Disclaimer. Statements in this article have not been evaluated by the Food and Drug Administration. This compound is not intended to diagnose, treat, cure, or prevent any disease. Sparta Labs sells research-use-only materials. Content is provided for educational and informational purposes only and does not constitute medical advice. Consult a qualified medical professional for any health concerns.

Frequently asked questions

  • What is mazdutide and what pharmacological class does it belong to?

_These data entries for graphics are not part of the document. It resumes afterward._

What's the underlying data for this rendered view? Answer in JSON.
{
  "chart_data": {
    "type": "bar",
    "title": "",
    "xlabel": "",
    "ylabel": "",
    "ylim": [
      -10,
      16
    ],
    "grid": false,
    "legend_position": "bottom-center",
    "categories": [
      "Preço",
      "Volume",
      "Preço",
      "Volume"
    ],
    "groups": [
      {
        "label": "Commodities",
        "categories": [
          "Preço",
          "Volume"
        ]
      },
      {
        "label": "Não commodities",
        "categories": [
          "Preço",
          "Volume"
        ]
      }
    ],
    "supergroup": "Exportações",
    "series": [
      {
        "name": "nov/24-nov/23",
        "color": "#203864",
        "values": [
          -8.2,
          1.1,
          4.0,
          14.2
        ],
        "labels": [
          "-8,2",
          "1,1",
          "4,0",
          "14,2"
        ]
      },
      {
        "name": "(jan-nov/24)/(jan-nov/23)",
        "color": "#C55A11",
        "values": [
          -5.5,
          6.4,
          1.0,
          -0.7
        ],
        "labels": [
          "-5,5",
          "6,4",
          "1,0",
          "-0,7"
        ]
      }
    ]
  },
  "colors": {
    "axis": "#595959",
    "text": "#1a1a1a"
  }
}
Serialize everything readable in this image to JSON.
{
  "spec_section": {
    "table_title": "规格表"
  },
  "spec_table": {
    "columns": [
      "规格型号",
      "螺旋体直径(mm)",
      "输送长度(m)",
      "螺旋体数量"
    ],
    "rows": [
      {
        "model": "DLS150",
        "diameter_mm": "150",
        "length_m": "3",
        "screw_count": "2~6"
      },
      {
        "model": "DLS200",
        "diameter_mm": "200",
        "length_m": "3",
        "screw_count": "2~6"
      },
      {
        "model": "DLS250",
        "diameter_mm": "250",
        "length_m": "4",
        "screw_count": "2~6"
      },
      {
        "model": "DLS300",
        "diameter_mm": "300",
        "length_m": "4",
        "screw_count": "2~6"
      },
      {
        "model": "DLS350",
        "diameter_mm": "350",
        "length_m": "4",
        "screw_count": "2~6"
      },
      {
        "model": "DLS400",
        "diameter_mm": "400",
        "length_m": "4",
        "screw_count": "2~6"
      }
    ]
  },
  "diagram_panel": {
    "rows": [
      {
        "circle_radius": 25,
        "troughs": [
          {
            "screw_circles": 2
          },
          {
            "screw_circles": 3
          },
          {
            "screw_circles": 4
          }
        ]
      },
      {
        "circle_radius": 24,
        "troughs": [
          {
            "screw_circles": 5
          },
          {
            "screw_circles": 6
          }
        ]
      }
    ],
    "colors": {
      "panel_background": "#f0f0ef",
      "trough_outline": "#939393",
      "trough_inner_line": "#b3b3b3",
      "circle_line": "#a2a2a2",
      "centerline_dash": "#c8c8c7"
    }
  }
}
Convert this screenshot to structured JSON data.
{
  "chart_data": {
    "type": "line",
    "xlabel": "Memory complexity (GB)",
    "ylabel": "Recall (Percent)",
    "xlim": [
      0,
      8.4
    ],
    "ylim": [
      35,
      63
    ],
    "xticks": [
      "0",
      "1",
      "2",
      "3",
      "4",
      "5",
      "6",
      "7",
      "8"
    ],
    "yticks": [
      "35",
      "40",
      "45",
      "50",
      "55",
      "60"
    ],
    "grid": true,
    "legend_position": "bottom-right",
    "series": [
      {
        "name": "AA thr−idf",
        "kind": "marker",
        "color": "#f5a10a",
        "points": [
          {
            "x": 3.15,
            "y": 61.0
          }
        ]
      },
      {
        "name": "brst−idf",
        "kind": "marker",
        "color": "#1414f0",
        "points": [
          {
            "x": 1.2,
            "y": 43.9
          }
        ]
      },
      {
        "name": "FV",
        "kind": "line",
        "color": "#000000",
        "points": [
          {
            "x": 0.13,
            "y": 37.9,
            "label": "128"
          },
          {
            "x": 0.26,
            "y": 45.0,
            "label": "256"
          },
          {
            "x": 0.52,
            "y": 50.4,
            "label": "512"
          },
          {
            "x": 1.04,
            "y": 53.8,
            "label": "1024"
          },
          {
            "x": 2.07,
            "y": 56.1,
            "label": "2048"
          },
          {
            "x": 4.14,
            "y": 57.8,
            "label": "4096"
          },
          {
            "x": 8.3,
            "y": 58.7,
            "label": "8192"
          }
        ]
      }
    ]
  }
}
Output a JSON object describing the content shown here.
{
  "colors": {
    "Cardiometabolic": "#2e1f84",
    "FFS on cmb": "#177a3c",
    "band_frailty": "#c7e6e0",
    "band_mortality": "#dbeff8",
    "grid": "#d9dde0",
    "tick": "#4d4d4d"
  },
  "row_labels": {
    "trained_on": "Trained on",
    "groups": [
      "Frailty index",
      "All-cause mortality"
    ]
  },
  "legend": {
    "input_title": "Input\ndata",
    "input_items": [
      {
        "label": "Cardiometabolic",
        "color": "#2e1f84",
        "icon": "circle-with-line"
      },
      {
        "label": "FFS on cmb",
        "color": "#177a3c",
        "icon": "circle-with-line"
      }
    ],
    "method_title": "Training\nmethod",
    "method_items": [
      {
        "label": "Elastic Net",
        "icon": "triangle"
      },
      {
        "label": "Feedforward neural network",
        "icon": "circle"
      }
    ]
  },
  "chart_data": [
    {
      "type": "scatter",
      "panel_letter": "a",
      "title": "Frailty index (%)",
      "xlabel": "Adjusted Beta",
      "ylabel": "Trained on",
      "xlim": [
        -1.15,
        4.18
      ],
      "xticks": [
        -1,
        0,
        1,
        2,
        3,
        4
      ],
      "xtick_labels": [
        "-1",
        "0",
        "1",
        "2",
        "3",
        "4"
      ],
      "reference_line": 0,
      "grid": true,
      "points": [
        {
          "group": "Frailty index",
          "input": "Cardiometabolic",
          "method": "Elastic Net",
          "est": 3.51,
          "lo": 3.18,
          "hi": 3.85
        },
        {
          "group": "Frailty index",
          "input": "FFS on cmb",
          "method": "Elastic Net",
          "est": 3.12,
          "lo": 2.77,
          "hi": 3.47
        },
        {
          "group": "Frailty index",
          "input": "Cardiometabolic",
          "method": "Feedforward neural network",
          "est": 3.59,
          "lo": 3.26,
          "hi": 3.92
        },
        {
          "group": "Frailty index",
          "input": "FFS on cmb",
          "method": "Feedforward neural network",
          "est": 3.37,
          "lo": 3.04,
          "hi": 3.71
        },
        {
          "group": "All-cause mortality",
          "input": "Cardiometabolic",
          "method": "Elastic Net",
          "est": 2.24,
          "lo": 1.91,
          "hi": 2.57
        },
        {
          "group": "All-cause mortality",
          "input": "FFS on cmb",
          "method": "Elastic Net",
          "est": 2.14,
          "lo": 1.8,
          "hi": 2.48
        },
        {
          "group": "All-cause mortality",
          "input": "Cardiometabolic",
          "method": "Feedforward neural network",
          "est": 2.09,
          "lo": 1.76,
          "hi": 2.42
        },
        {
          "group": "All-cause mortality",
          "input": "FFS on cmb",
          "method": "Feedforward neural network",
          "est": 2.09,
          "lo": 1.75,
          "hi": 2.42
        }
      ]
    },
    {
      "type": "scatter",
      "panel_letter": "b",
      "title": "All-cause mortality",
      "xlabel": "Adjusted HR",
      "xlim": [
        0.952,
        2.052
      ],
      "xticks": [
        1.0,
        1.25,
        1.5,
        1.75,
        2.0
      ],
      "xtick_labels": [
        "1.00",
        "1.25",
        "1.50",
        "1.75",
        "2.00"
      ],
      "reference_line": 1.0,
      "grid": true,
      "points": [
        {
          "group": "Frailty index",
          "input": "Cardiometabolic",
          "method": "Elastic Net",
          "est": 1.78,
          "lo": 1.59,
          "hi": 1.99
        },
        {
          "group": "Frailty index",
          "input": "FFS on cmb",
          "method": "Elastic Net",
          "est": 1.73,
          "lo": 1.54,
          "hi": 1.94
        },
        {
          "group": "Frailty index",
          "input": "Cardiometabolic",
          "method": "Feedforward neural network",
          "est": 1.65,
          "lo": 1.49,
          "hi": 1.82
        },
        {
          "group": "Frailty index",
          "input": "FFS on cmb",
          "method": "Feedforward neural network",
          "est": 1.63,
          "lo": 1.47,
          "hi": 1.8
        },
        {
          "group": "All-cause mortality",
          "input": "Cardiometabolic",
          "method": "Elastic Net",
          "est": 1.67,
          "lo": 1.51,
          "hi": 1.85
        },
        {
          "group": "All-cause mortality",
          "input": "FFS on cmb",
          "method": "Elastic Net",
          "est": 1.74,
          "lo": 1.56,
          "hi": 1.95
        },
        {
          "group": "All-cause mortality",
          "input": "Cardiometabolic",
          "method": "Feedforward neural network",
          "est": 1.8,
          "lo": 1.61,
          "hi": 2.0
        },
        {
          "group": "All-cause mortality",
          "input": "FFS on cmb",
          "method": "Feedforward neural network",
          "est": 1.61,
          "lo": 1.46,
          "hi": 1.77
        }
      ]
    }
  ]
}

    Mazdutide (development codes IBI362 and LY3305677) is a synthetic peptide engineered from oxyntomodulin. It is classified in the published literature as a dual agonist of the glucagon-like peptide-1 receptor (GLP-1R) and the glucagon receptor (GCGR), a category distinct from selective GLP-1 receptor agonists such as semaglutide.

  • How is mazdutide related to oxyntomodulin?

    Oxyntomodulin is an endogenous gut peptide, co-secreted with GLP-1, that engages both GLP-1R and GCGR but is rapidly degraded in plasma. Mazdutide was designed as a long-acting oxyntomodulin analog, retaining dual-receptor engagement while incorporating structural modifications reported to extend its circulating half-life.

  • What development code names has mazdutide been known by?

    Mazdutide originated in Eli Lilly's metabolic pipeline as LY3305677. After Innovent Biologics acquired China development rights in 2019, it was redesignated IBI362. Early peer-reviewed reports refer to the molecule as IBI362 (LY3305677), so both identifiers should be treated as the same compound.

  • What is the regulatory status of mazdutide?

    According to manufacturer regulatory disclosures, mazdutide received marketing approval from China's National Medical Products Administration (NMPA) in 2025. It has not, as of this writing, received approval from the US Food and Drug Administration or the European Medicines Agency, and remains a research-use-only material outside approved clinical settings.

  • How does mazdutide's receptor profile differ from a single-target GLP-1 agonist?

    Selective GLP-1 receptor agonists engage GLP-1R alone. Mazdutide additionally engages GCGR, the receptor for glucagon. Published research on glucagon biology associates GCGR signaling with hepatic lipid handling and energy expenditure, which is the scientific rationale reported for combining the two receptor activities in one molecule.